Trata-se de um estudo de cunho qualitativo, através de pesquisa bibliográfica e web-gráfica.
Utilizamos como referência as reflexões apresentadas por Munanga (2000), Trindade (2013) e
Cavalleiro (2000), que trazem subsídios para discutirmos sobre a identidade da criança negra na
escola, porquanto ela representa um dos principais elementos na construção social de um indivíduo.

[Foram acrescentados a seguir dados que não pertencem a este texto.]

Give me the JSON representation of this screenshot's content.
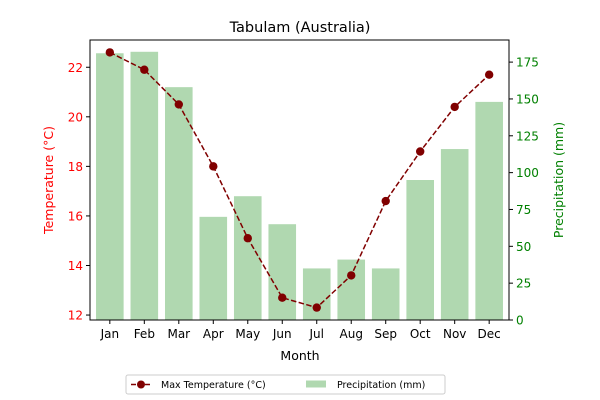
{
  "chart_data": {
    "type": "bar",
    "title": "Tabulam (Australia)",
    "xlabel": "Month",
    "categories": [
      "Jan",
      "Feb",
      "Mar",
      "Apr",
      "May",
      "Jun",
      "Jul",
      "Aug",
      "Sep",
      "Oct",
      "Nov",
      "Dec"
    ],
    "left_axis": {
      "label": "Temperature (°C)",
      "color": "#ff0000",
      "ylim": [
        11.8,
        23.1
      ],
      "ticks": [
        12,
        14,
        16,
        18,
        20,
        22
      ]
    },
    "right_axis": {
      "label": "Precipitation (mm)",
      "color": "#008000",
      "ylim": [
        0,
        190
      ],
      "ticks": [
        0,
        25,
        50,
        75,
        100,
        125,
        150,
        175
      ]
    },
    "series": [
      {
        "name": "Max Temperature (°C)",
        "type": "line",
        "axis": "left",
        "color": "#800000",
        "values": [
          22.6,
          21.9,
          20.5,
          18.0,
          15.1,
          12.7,
          12.3,
          13.6,
          16.6,
          18.6,
          20.4,
          21.7
        ]
      },
      {
        "name": "Precipitation (mm)",
        "type": "bar",
        "axis": "right",
        "color": "#b0d8b0",
        "values": [
          181,
          182,
          158,
          70,
          84,
          65,
          35,
          41,
          35,
          95,
          116,
          148
        ]
      }
    ],
    "legend": {
      "placement": "bottom-center"
    },
    "grid": false
  }
}
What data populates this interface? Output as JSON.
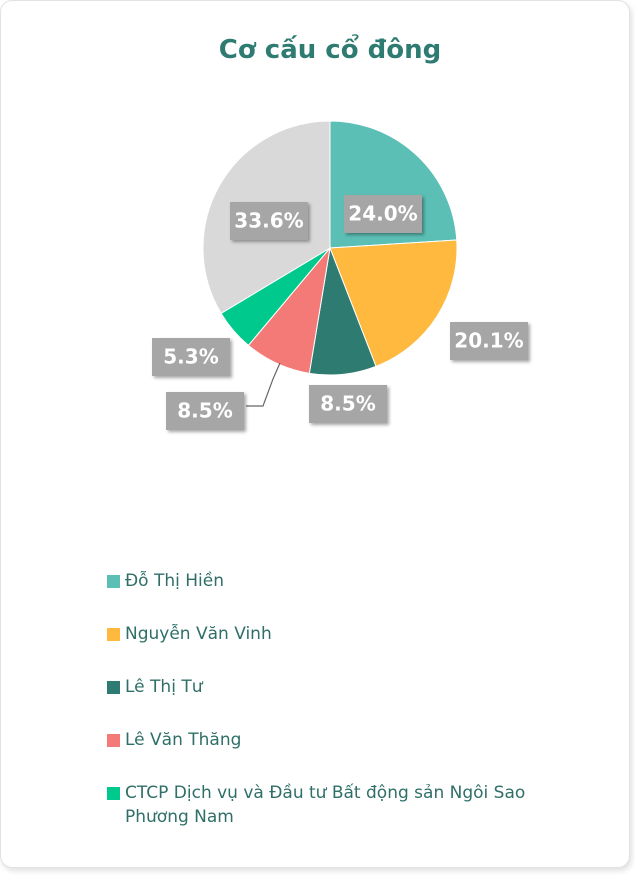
{
  "chart_data": {
    "type": "pie",
    "title": "Cơ cấu cổ đông",
    "categories": [
      "Đỗ Thị Hiền",
      "Nguyễn Văn Vinh",
      "Lê Thị Tư",
      "Lê Văn Thăng",
      "CTCP Dịch vụ và Đầu tư Bất động sản Ngôi Sao Phương Nam",
      null
    ],
    "values": [
      24.0,
      20.1,
      8.5,
      8.5,
      5.3,
      33.6
    ],
    "value_labels": [
      "24.0%",
      "20.1%",
      "8.5%",
      "8.5%",
      "5.3%",
      "33.6%"
    ],
    "colors": [
      "#5bbfb5",
      "#ffb93f",
      "#2e7b72",
      "#f47a78",
      "#00c98d",
      "#d9d9d9"
    ],
    "legend": "bottom"
  }
}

Enfatizamos os valores civilizatórios afro-brasileiros, que nos definem como sujeitos e que estão
presentes em nosso modo de viver, assim como a necessidade de serem trabalhados no cotidiano
escolar e a Lei 10.639/03, que trata da valorização e do reconhecimento da diversidade étnico-racial
em todos os níveis da educação brasileira. É muito importante que se discuta sobre essa temática na
escola, a fim de que a criança negra compreenda suas origens e conheça os elementos que compõem
sua identidade. Nesse contexto, o docente tem um papel muito importante como auxiliador no
processo de reconhecimento e aceitação dessa criança enquanto negra na sociedade. Assim, valorizar a
cultura afrodescendente no meio educacional é um dos primeiros passos que podem contribuir para a
desconstrução de atitudes de cunho discriminatório. É imprescindível que os professores e professoras
possam conhecer e trabalhar a valorização do povo negro como parte fundamental da construção
histórica, social e cultural do Brasil.
Palavras-chave: Cultura afro-brasileira, Criança negra, Valores afro-brasileiros.
Introdução
A trajetória do povo de origem africana no Brasil é marcada por muito preconceito,
discriminação e violência de todos os tipos. Os negros sempre foram vistos por grupos
brancos como um povo inferior em todos os aspectos, e esse pensamento foi ganhando cada
vez mais força ao longo dos anos. No Brasil, isso não foi diferente. Os negros de diversos
pontos da África foram traficados para cá e, desde então, iniciou-se um período de mais de
trezentos anos de escravidão. As pessoas negras eram tratadas como animais e submetidas a
todas as vontades dos brancos, que os dominavam. Todo esse cenário de dominação branca
deixou profundas marcas em nossa história e em nosso povo.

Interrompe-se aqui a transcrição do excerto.